Bastian laughed and did as she demanded, and it was his turn while sunlight warmed the sheets. His awareness of the world narrowed to the light touch of fingertips and the nip of teeth. The softness of lips. The tickle of long hair on his skin. Heat grew inside him until he almost burst with it. And then came the clenching, the swift, soaring ecstasy, the long, slow float back down.

It was always twice. Eight years of always twice. And the second time he was inside her and it was even better. They lay together afterwards, skin to skin. Bastian closed his eyes. He heard her light breathing and smelled the scent of their sweat, their pleasure. Her heart beat slowly beneath his fingertips.

He wanted this more than a few times a month. Not just the physical pleasure, but the togetherness, the being with someone. When the curse was lifted and rain fell again on Vere, when there was green grass and birdsong and water flowing in the dry riverbed, he’d find himself a bride and bring her home.
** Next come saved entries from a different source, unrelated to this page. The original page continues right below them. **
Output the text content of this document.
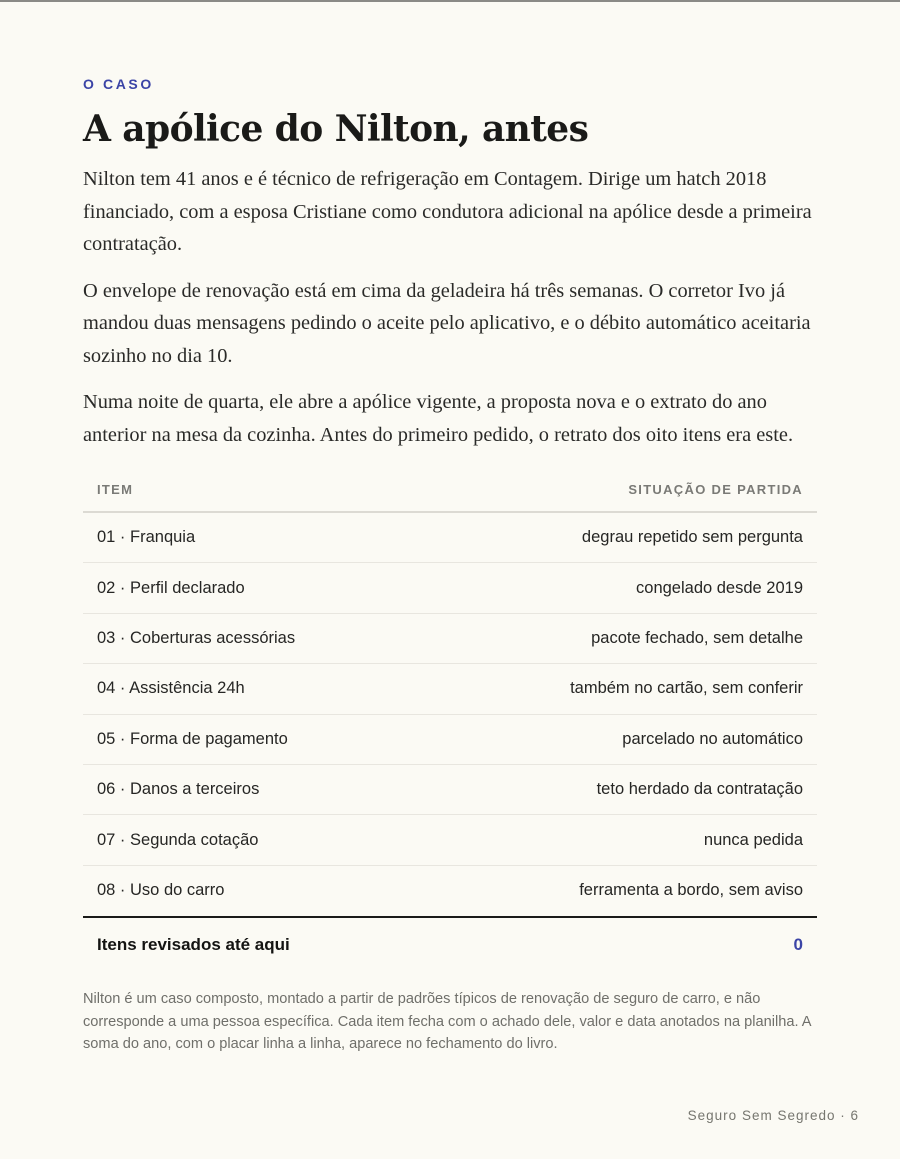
O CASO
A apólice do Nilton, antes

Nilton tem 41 anos e é técnico de refrigeração em Contagem. Dirige um hatch 2018 financiado, com a esposa Cristiane como condutora adicional na apólice desde a primeira contratação.

O envelope de renovação está em cima da geladeira há três semanas. O corretor Ivo já mandou duas mensagens pedindo o aceite pelo aplicativo, e o débito automático aceitaria sozinho no dia 10.

Numa noite de quarta, ele abre a apólice vigente, a proposta nova e o extrato do ano anterior na mesa da cozinha. Antes do primeiro pedido, o retrato dos oito itens era este.

ITEM	SITUAÇÃO DE PARTIDA
01 · Franquia	degrau repetido sem pergunta
02 · Perfil declarado	congelado desde 2019
03 · Coberturas acessórias	pacote fechado, sem detalhe
04 · Assistência 24h	também no cartão, sem conferir
05 · Forma de pagamento	parcelado no automático
06 · Danos a terceiros	teto herdado da contratação
07 · Segunda cotação	nunca pedida
08 · Uso do carro	ferramenta a bordo, sem aviso
Itens revisados até aqui	0

Nilton é um caso composto, montado a partir de padrões típicos de renovação de seguro de carro, e não corresponde a uma pessoa específica. Cada item fecha com o achado dele, valor e data anotados na planilha. A soma do ano, com o placar linha a linha, aparece no fechamento do livro.

Seguro Sem Segredo · 6
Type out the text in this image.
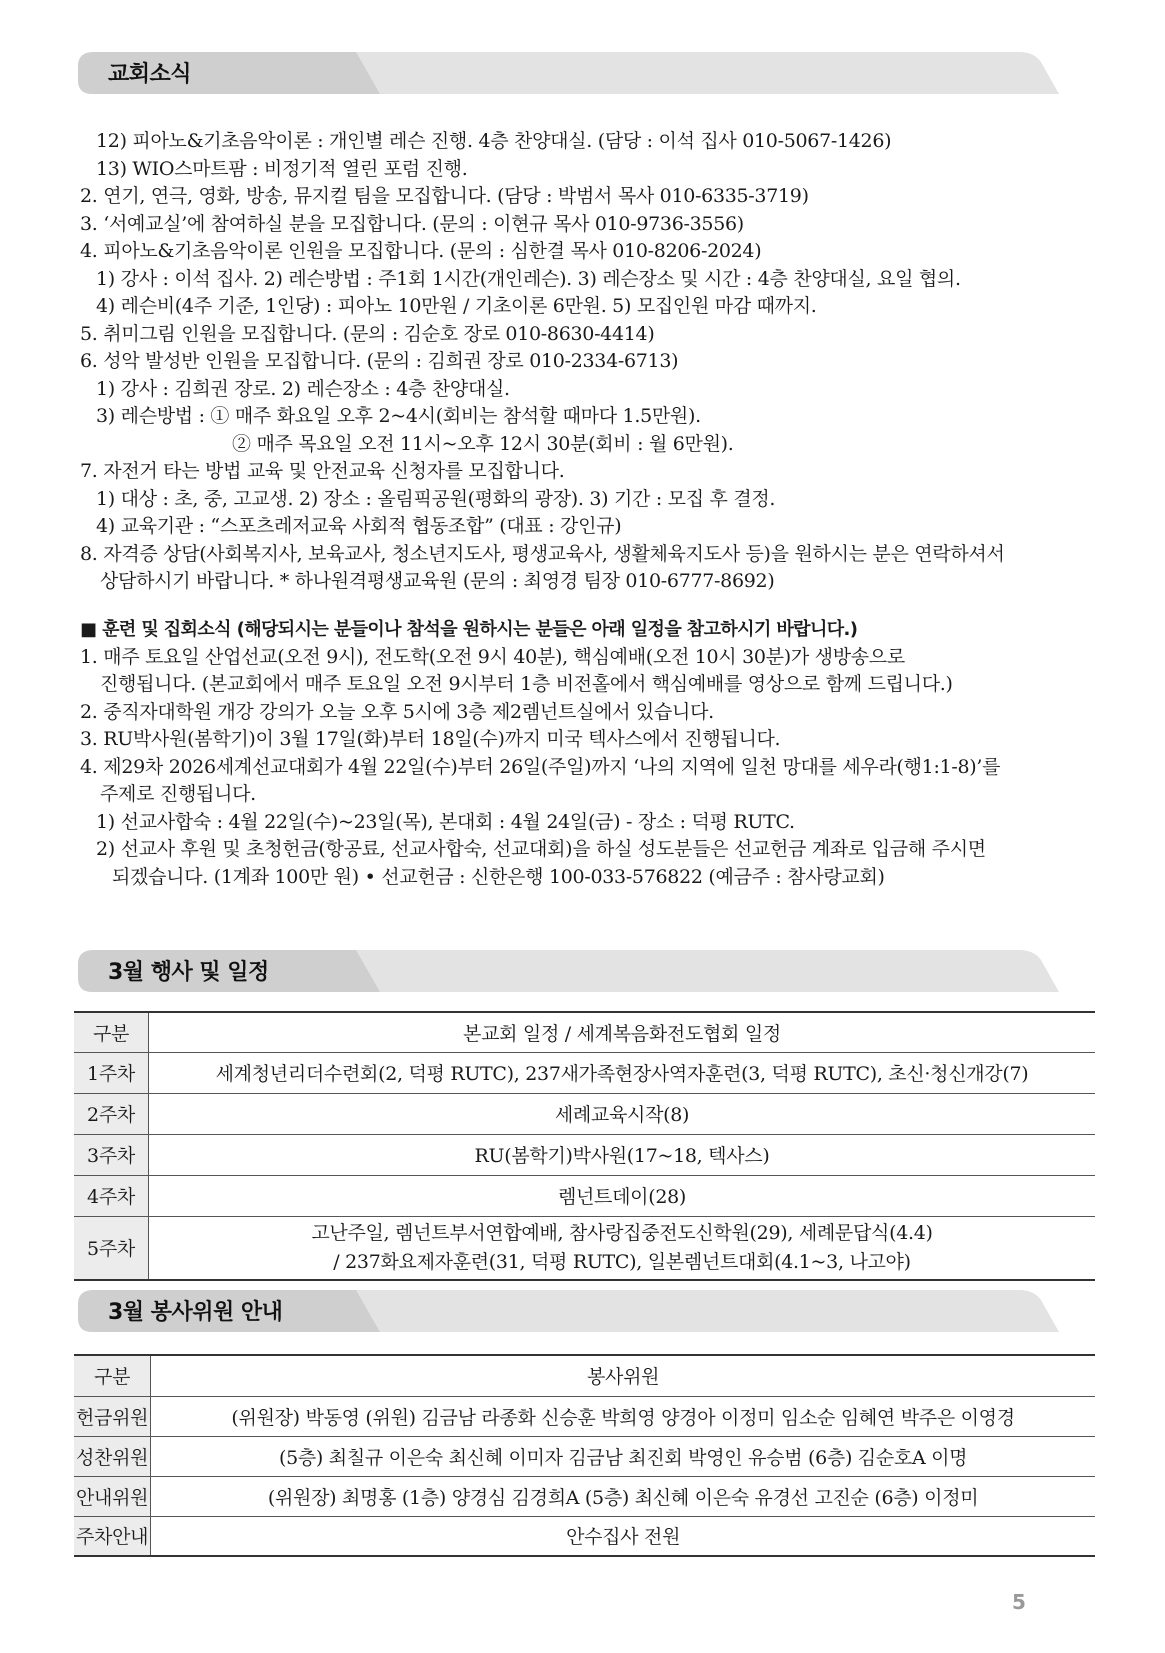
교회소식
12) 피아노&기초음악이론 : 개인별 레슨 진행. 4층 찬양대실. (담당 : 이석 집사 010-5067-1426)
13) WIO스마트팜 : 비정기적 열린 포럼 진행.
2. 연기, 연극, 영화, 방송, 뮤지컬 팀을 모집합니다. (담당 : 박범서 목사 010-6335-3719)
3. ‘서예교실’에 참여하실 분을 모집합니다. (문의 : 이현규 목사 010-9736-3556)
4. 피아노&기초음악이론 인원을 모집합니다. (문의 : 심한결 목사 010-8206-2024)
1) 강사 : 이석 집사. 2) 레슨방법 : 주1회 1시간(개인레슨). 3) 레슨장소 및 시간 : 4층 찬양대실, 요일 협의.
4) 레슨비(4주 기준, 1인당) : 피아노 10만원 / 기초이론 6만원. 5) 모집인원 마감 때까지.
5. 취미그림 인원을 모집합니다. (문의 : 김순호 장로 010-8630-4414)
6. 성악 발성반 인원을 모집합니다. (문의 : 김희권 장로 010-2334-6713)
1) 강사 : 김희권 장로. 2) 레슨장소 : 4층 찬양대실.
3) 레슨방법 : ① 매주 화요일 오후 2~4시(회비는 참석할 때마다 1.5만원).
② 매주 목요일 오전 11시~오후 12시 30분(회비 : 월 6만원).
7. 자전거 타는 방법 교육 및 안전교육 신청자를 모집합니다.
1) 대상 : 초, 중, 고교생. 2) 장소 : 올림픽공원(평화의 광장). 3) 기간 : 모집 후 결정.
4) 교육기관 : “스포츠레저교육 사회적 협동조합” (대표 : 강인규)
8. 자격증 상담(사회복지사, 보육교사, 청소년지도사, 평생교육사, 생활체육지도사 등)을 원하시는 분은 연락하셔서
상담하시기 바랍니다. * 하나원격평생교육원 (문의 : 최영경 팀장 010-6777-8692)
■ 훈련 및 집회소식 (해당되시는 분들이나 참석을 원하시는 분들은 아래 일정을 참고하시기 바랍니다.)
1. 매주 토요일 산업선교(오전 9시), 전도학(오전 9시 40분), 핵심예배(오전 10시 30분)가 생방송으로
진행됩니다. (본교회에서 매주 토요일 오전 9시부터 1층 비전홀에서 핵심예배를 영상으로 함께 드립니다.)
2. 중직자대학원 개강 강의가 오늘 오후 5시에 3층 제2렘넌트실에서 있습니다.
3. RU박사원(봄학기)이 3월 17일(화)부터 18일(수)까지 미국 텍사스에서 진행됩니다.
4. 제29차 2026세계선교대회가 4월 22일(수)부터 26일(주일)까지 ‘나의 지역에 일천 망대를 세우라(행1:1-8)’를
주제로 진행됩니다.
1) 선교사합숙 : 4월 22일(수)~23일(목), 본대회 : 4월 24일(금) - 장소 : 덕평 RUTC.
2) 선교사 후원 및 초청헌금(항공료, 선교사합숙, 선교대회)을 하실 성도분들은 선교헌금 계좌로 입금해 주시면
되겠습니다. (1계좌 100만 원) • 선교헌금 : 신한은행 100-033-576822 (예금주 : 참사랑교회)
3월 행사 및 일정
구분	본교회 일정 / 세계복음화전도협회 일정
1주차	세계청년리더수련회(2, 덕평 RUTC), 237새가족현장사역자훈련(3, 덕평 RUTC), 초신·청신개강(7)
2주차	세례교육시작(8)
3주차	RU(봄학기)박사원(17~18, 텍사스)
4주차	렘넌트데이(28)
5주차	고난주일, 렘넌트부서연합예배, 참사랑집중전도신학원(29), 세례문답식(4.4)
/ 237화요제자훈련(31, 덕평 RUTC), 일본렘넌트대회(4.1~3, 나고야)
3월 봉사위원 안내
구분	봉사위원
헌금위원	(위원장) 박동영 (위원) 김금남 라종화 신승훈 박희영 양경아 이정미 임소순 임혜연 박주은 이영경
성찬위원	(5층) 최칠규 이은숙 최신혜 이미자 김금남 최진회 박영인 유승범 (6층) 김순호A 이명
안내위원	(위원장) 최명홍 (1층) 양경심 김경희A (5층) 최신혜 이은숙 유경선 고진순 (6층) 이정미
주차안내	안수집사 전원
5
“Did you hear?” Silvia asked drowsily. “A girl was killed down by the docks.”

Bastian opened his eyes. He saw sunlight and rumpled sheets and blonde hair. “Killed?”

“Strangled,” Silvia said, turning her head to look at him.

Drunken brawls were common by the docks, where the poorer folk lived and the whores plied their trade, but deliberate murder was a rare occurrence. “When?”

“The night before last.”

Bastian rubbed his face. It would be easy to close his eyes again and fall asleep. “One of the whores?”

Silvia shook her head. “No. A respectable girl. Although they say she was pregnant.” Her mouth twisted, a tiny movement of regret, gone almost before he’d seen it.
I’m barren
, Silvia had told him the first time they’d lain together.
You needn’t worry.
And he’d been relieved, hadn’t heard bitterness or sorrow in her voice. Now he wondered if he’d been mistaken. Did she grieve that she’d never have a child?

Bastian lowered his hand. His sleepiness was gone. “Do they know who?”

“The killer?” Silvia asked. “Or the father of her child?”

“Either. Both.”

“No.” She shook her head. “Although Ronsard’s son was questioned.”

“Ronsard’s son?” Bastian propped himself up on an elbow. “Julien?”

“It wasn’t him.” Silvia yawned, and stretched on the warm, cotton sheets. “He was working with his father that night.”

Bastian grunted and lost interest. He reached out and smoothed his palm lightly over the curve of her hip. Silvia was a beautiful woman. The only woman he’d ever lain with. What would it be like to have someone else in his bed?

A fleeting dream-image came—pale skin and a slim body, breasts much smaller in his hands, black hair wrapping around him.

Bastian lifted his palm from Silvia’s hip as if he’d been stung. The wraith had no place in his head. Especially not here, in this room, with this woman.

Silvia reached out to touch his cheek. Her smile was slow and contented. He managed to smile back at her.

“The pastries won’t make themselves.” She yawned again and sat up, pushing the hair back from her face.

Bastian sat up too. Thought of the wraith had extinguished his sense of well-being, like a candle being snuffed.

Silvia stretched, a movement that ordinarily would have drawn his attention. Bastian looked away. He stood and reached for his underbreeches.